Девяткин понял, что, рассуждая о смерти вообще, он скрывает свой интерес к конкретной смерти… к двум смертям… а это пока (он надеялся, что только пока) тайна. — Вот что… — сказал он, по-прежнему глядя в пол. — У нас у дома там, розы… Если смотреть с дороги, то за углом, левей. Вспомни. Большое место, и захламлённое.

— Место с розами? — Сытин вспомнил. — Этакий дикий остров на фоне порядка?

— Да. Там сорно… там безобразно… Но дело в том, — спешил Девяткин, — что этот мусор на чистом месте мне нравился. Я любил неправильность. Тихо любил. Зачем, бог весть… Есть ниспровергатели, нарушители норм, устоев, всякий там эпатаж… Я же тихо любил свой хаос. Я набросал туда семян, разных. Там же не только розы, — всё там: пырей, крапива, мать-мачеха, даже клён, но розы пока всех выше. Там пауки, жуки, муравейники, мыши; там пробки, обрывки, банки… А он вдруг пополз оттуда, хаос… — Девяткин смолк.

— Не понял, — Сытин посмотрел внимательно.

— Я отдыхал там, — объяснял Девяткин, — от упорядоченности… Служба, путь в Москву в пробках все десять лет, сидение с девяти до шести, анализ финансов, где их прибавилось, где убавилось, потом вновь пробка два часа, дом, ужин, секс, телевизор, тесть иногда, уикенды… Это всё звалось жизнь. Утром не встань вовремя — уже звонят: вы где? Ждать вас? Газоны стричь… шурин мне подарил бензокосилку, хотя у меня уже есть коса. Это что, принуждение к рутине?! Я даже спящий знаю… мне даже снится, как залезаю в «Форд», еду… Еду туда — назад… Пьянки тоже рутинны. Так называемый средний класс, опора общества. Мы задаём тон, ритм. Если не мы — то кто? Мы, чёрт, класс от и до. Высший класс может плюнуть и улететь в Нью-Йорк. Нижний класс может плюнуть и забухать, свой хлеб он найдёт. Мы — нет. Мораль! Мы моральны, чтобы скрыть страх увольнения, оправдать своё рабское от и до… Томишься год — затем и ещё лет тридцать рутины стоматологии, проктологии, поступающих в вуз детей… Обрыдло всё, дозированно… Тебе бы в Нью-Йорк — а надо на службу… И зачем?! — вскричал он. — Что там, что мне так нужно? Ни радостей там, ни истин. Там деньги, чтоб на них кайф купить… Слушай, Сытин, в розах тех — лучше! В розах всё переменчиво. Нынче здесь паук, завтра там. Нынче нитка, завтра пушинка. Закона — нет. С законом туда никто не влезет. Колется! Заповедная зона. Хаос без упорядочивающего момента! Сижу рядом и представляю, что я там тоже брожу, как в сказке, и… вдруг случится чудо, чтоб… всё чтоб колючками заросло, густо, как в заброшенных сёлах. Чтобы как в доисторический мир заглядывать, зная, что там нет порядка, а есть миф.

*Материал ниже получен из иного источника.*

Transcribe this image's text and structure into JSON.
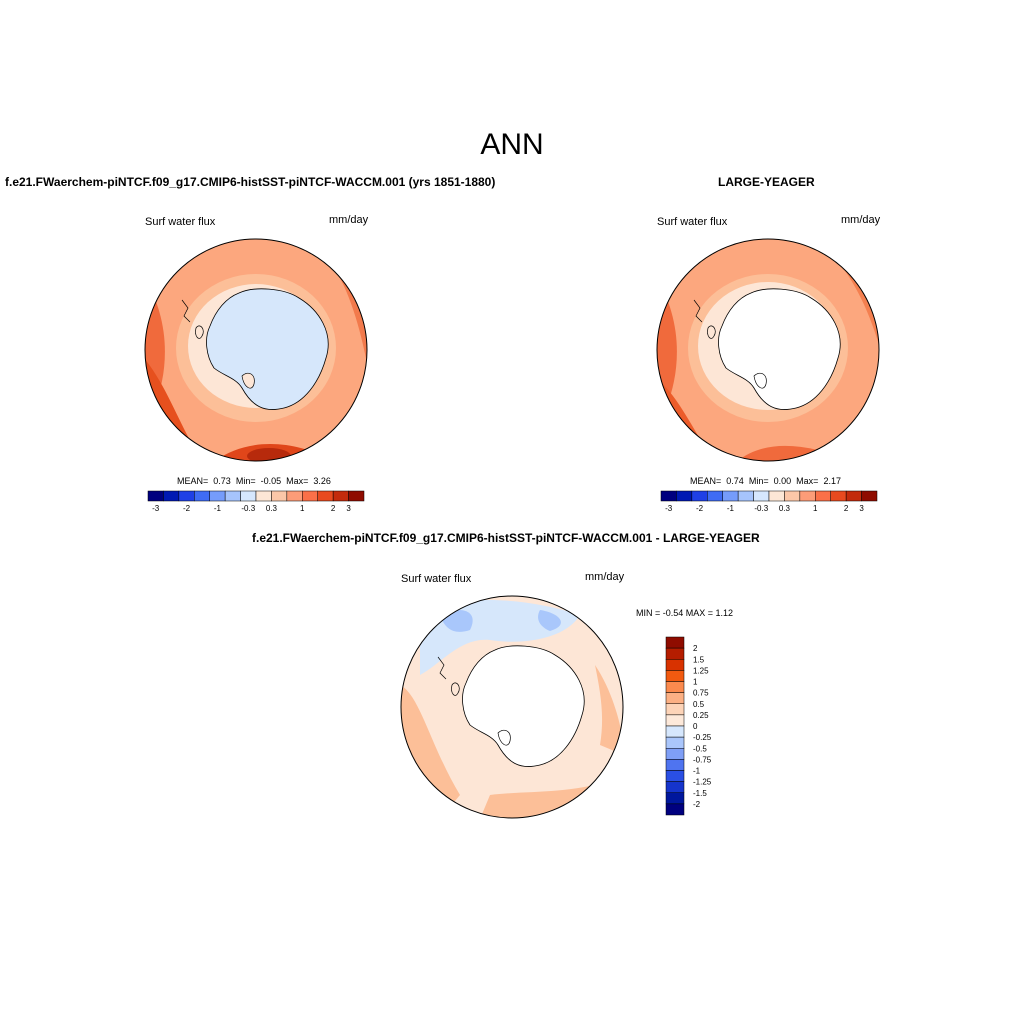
{
  "title": "ANN",
  "panels": {
    "model": {
      "title": "f.e21.FWaerchem-piNTCF.f09_g17.CMIP6-histSST-piNTCF-WACCM.001 (yrs 1851-1880)",
      "variable": "Surf water flux",
      "units": "mm/day",
      "stats": {
        "mean_label": "MEAN=",
        "mean": "0.73",
        "min_label": "Min=",
        "min": "-0.05",
        "max_label": "Max=",
        "max": "3.26"
      }
    },
    "obs": {
      "title": "LARGE-YEAGER",
      "variable": "Surf water flux",
      "units": "mm/day",
      "stats": {
        "mean_label": "MEAN=",
        "mean": "0.74",
        "min_label": "Min=",
        "min": "0.00",
        "max_label": "Max=",
        "max": "2.17"
      }
    },
    "diff": {
      "title": "f.e21.FWaerchem-piNTCF.f09_g17.CMIP6-histSST-piNTCF-WACCM.001 - LARGE-YEAGER",
      "variable": "Surf water flux",
      "units": "mm/day",
      "range_text": "MIN =  -0.54 MAX =   1.12"
    }
  },
  "colorbars": {
    "main": {
      "colors": [
        "#00007f",
        "#0019b3",
        "#1f40e6",
        "#3f6cf4",
        "#759cfb",
        "#a6c4fc",
        "#d6e7fd",
        "#fde7d6",
        "#fcc7a8",
        "#fc9c78",
        "#fa7048",
        "#e84a1f",
        "#c32b0c",
        "#8f0c00"
      ],
      "labels": [
        "-3",
        "-2",
        "-1",
        "-0.3",
        "0.3",
        "1",
        "2",
        "3"
      ]
    },
    "diff": {
      "colors": [
        "#8f0c00",
        "#b51d00",
        "#d83200",
        "#f25a10",
        "#fb8a4e",
        "#fcb084",
        "#fdd4b8",
        "#fde9da",
        "#d6e7fd",
        "#aac6fb",
        "#7f9ff6",
        "#4f74f0",
        "#2a4fe4",
        "#1534cc",
        "#00179d",
        "#00007f"
      ],
      "labels": [
        "2",
        "1.5",
        "1.25",
        "1",
        "0.75",
        "0.5",
        "0.25",
        "0",
        "-0.25",
        "-0.5",
        "-0.75",
        "-1",
        "-1.25",
        "-1.5",
        "-2"
      ]
    }
  }
}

— Ты русский, — заметил Сытин. — А мы склонны к фантастическому и беспорядочному. Это наш родовой знак. Архетипический. Позволяющий терпеть любой порядок и от него отказываться с такой же лёгкостью, как ноздрю продуть. О фантазии я говорил не далее, как сегодня в баре. Поработить фантазию — значит сгубить последнюю правду, которая есть в сердце каждого. Она — творчество, стирающее конфликт меж внешним и внутренним, — но творчество загнанное, пасынок в мире разума. А ведь грёза, ложная по отношению к сиюминутности, может быть шагом к истине. Вот зачем нужны русские с их фантастическим.

— Пускай, — прервал Девяткин. — Но дальше-то путь есть? Кроме того, что я навыдумывал о розах? Следующий шаг — куда? Хаос розы — или унавоженная грядка? Нет, я уточню: ценен хаос? Есть ли в нём что-то, что превысило бы ценность космоса?